By Bernadette Joy Graham, MA, LPCC, CCHt, Licensed Mental Health Therapist
The Truth Contributor
I remember as a child hearing from my grandmother, my father and many other adults that children should be seen and not heard. At that time, I took it to mean I could be in the room with adults but not allowed in the conversation nor was I to interrupt the conversation. I was often times told to just “go away and play, adults are talking.”
Unfortunately, that old school style has paved the way for children to not have a voice. Youth lost a space to express their thoughts, feelings and definitely not their pain and suffering whether by abuse and/or trauma.
Many of those children grew into adults carrying severe pain, sometimes so severe they could not endure life and attempted or completed a suicide. This is not new news being brought to the table and the statistics have continued to grow throughout the decades but currently it is not only adults taking their own lives, it is also youth, some as young as age six. It is happening worldwide and includes all genders, races and socio-economic status.
Losing a child is one of the most painful experiences not just for the parents or guardians of these young ones but also communities and schools. In my practice I only work with ages 13 and older. I did not choose to be trained to work with children and it is out of my scope of practice and I refer parents with younger children to Registered Play Therapists (RPTs). These are licensed clinical therapist whose focus is solely on children and provide therapy through play as that is how children communicate and can better view the world.
In my 20 years of practice, I can proudly say I have never lost a client to suicide, not that none of them have struggled with suicidal ideation or don’t have the means when they come under my care but the majority of them have a surmount of pain that stems from their childhood. Many of them share experiences of sexual, physical, mental and emotional abuse sometimes so extreme they were taken out of their homes. Yet others who were not helped stated they had no one to confide in, no one to talk to, were too scared to tell anyone due to threats from their abuser or not believed and told they were making it up.
Another factor that teens face that make them vulnerable to suicide risk is due in part to the physical developmental stage they are in. Teens have an underdeveloped prefrontal cortex—this area of their brain is not fully developed until their mid-20’s. An underdeveloped prefrontal cortex leads to increased impulsivity and they are unlikely to think about their actions longer than an adult.
Rates of suicide of youth, according to U.S. News, were higher during the pandemic globally. That report noted that within the United States, Georgia, Virginia, New Jersey, Indiana and Oklahoma were higher than other states. Yet no data has been shown as to why rates were higher in these states. Across the board if you are asking yourself how in our present day with all the mental health community non-profits and increase in the importance of mental health are youth still so at risk? From my perspective as a mental health provider, anxiety and depression mediates the relationship of childhood trauma and suicide.
While much has changed to give youth a voice with availability of school counselors and programs dedicated to assist youth challenges, at the end of the day, these youth still have to return to their home environments where they may be being abused, sit in overcrowded classrooms with an underpaid and overworked teacher and incur social media bullying.
I have asked youth personally why they are having suicidal ideation or past suicide attempts and the answers often fall into: they have no one who cares, they are unable to escape the abuse in their homes, or they have been so traumatized for so long they see it as an only way out. When asked how do they know how to hurt themselves, quite frankly the answers are the internet such as YouTube, Tik Tok, Google or other youth. Access to means were stated as loaded and accessible firearms in the home, drugs – prescription, over the counter and illicit street narcotics, knives, razor blades or other sharp objects and a rope, belt or other material.
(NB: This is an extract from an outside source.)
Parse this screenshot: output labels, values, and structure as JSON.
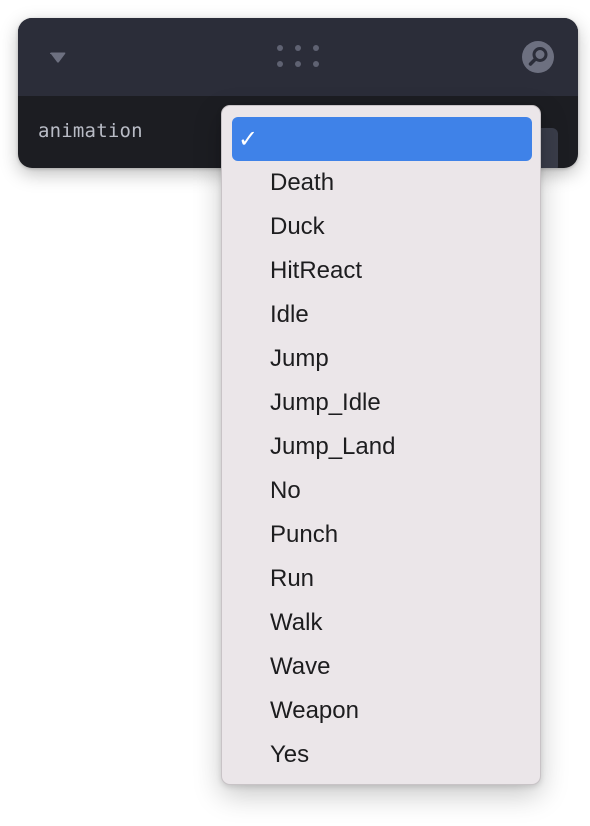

In the follow-up to this mental health moment for part 2 in the September issue, you can look for a better understanding of risk and protective factors for youth suicide prevention as well as what to do in the aftermath of a youth who has completed a suicide. The month of August schools are back in session. Please take a mental health moment if you are responsible for a youth in any form, parent, guardian, teacher, coach or mentor and take note of the following as warning signs and resources.
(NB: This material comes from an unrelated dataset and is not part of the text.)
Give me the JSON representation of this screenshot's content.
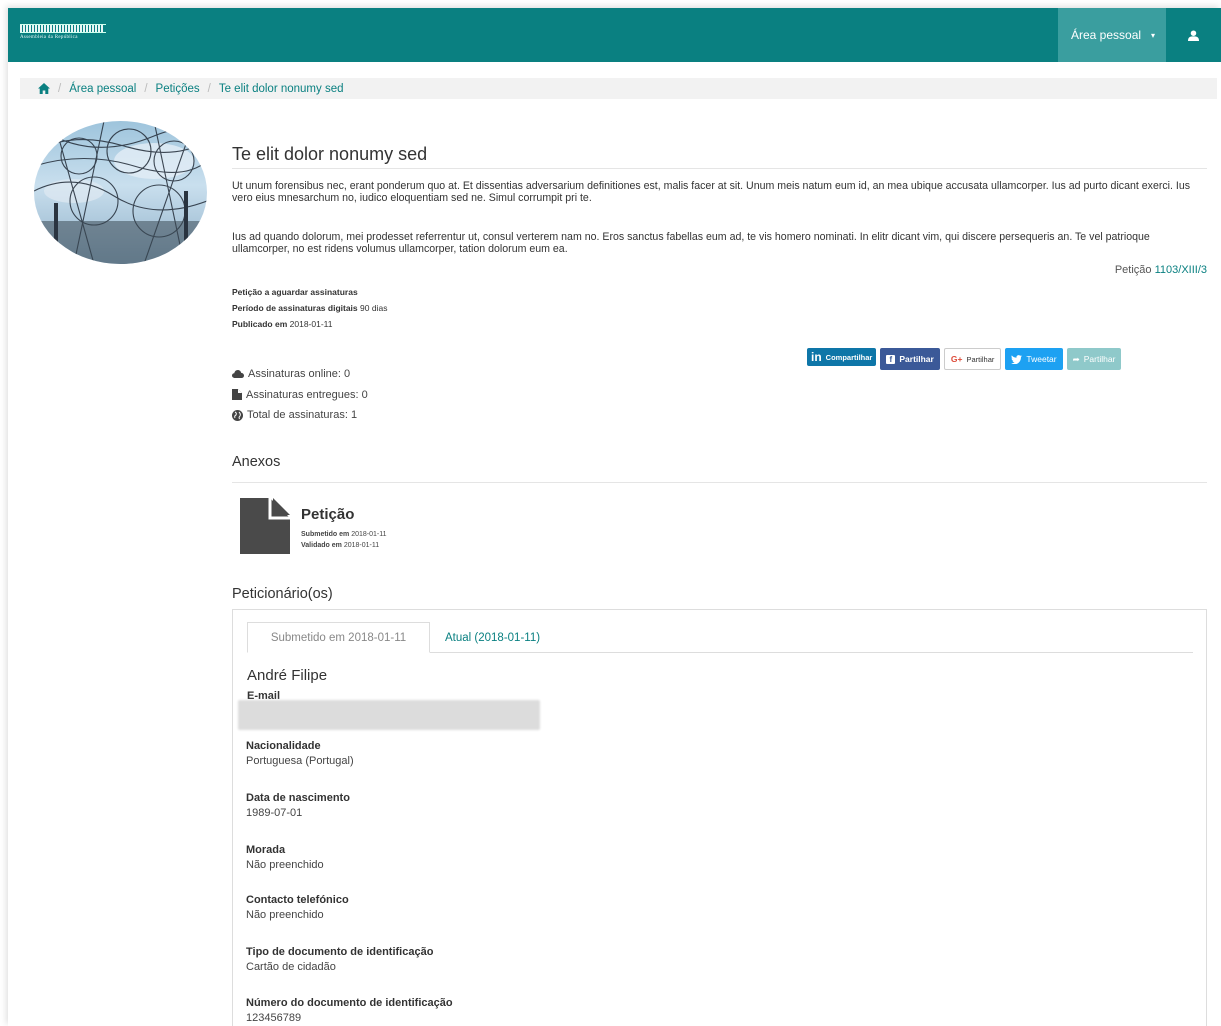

- Reach out to someone struggling to let them know they are not alone. Learn how to offer safe, non-judgmental support.
- Have a conversation that helps reduce the stigma associated with suicide.
- Offer support to those who have lost a loved one to suicide.
- Take steps to increase awareness of the significance of suicide as a global concern.
- Learn more about what can we all can do to do prevent suicide.
- Share information about suicide prevention on your own social media platform.
- Share this post to raise awareness of the connection between early childhood trauma and suicide.
- Look for and report signs such as depressive symptoms, conduct disorders, withdrawal from activities, isolation, and drug/alcohol use or abuse.
- While this is not an exhaustive list you may Visit the National Suicide Prevention Lifeline website. Call 988 which is the suicide and crisis lifeline.
- Next month I will provide information on how to talk to the youth in your life which starts with paying attention and listening to them. Children are our responsibility and they should always be both seen and heard at all times. To any families, parents, guardians, or friends who have lost a child to suicide you are not alone. May you seek help and support as needed to heal and please advocate for others to save others from this traumatic experience.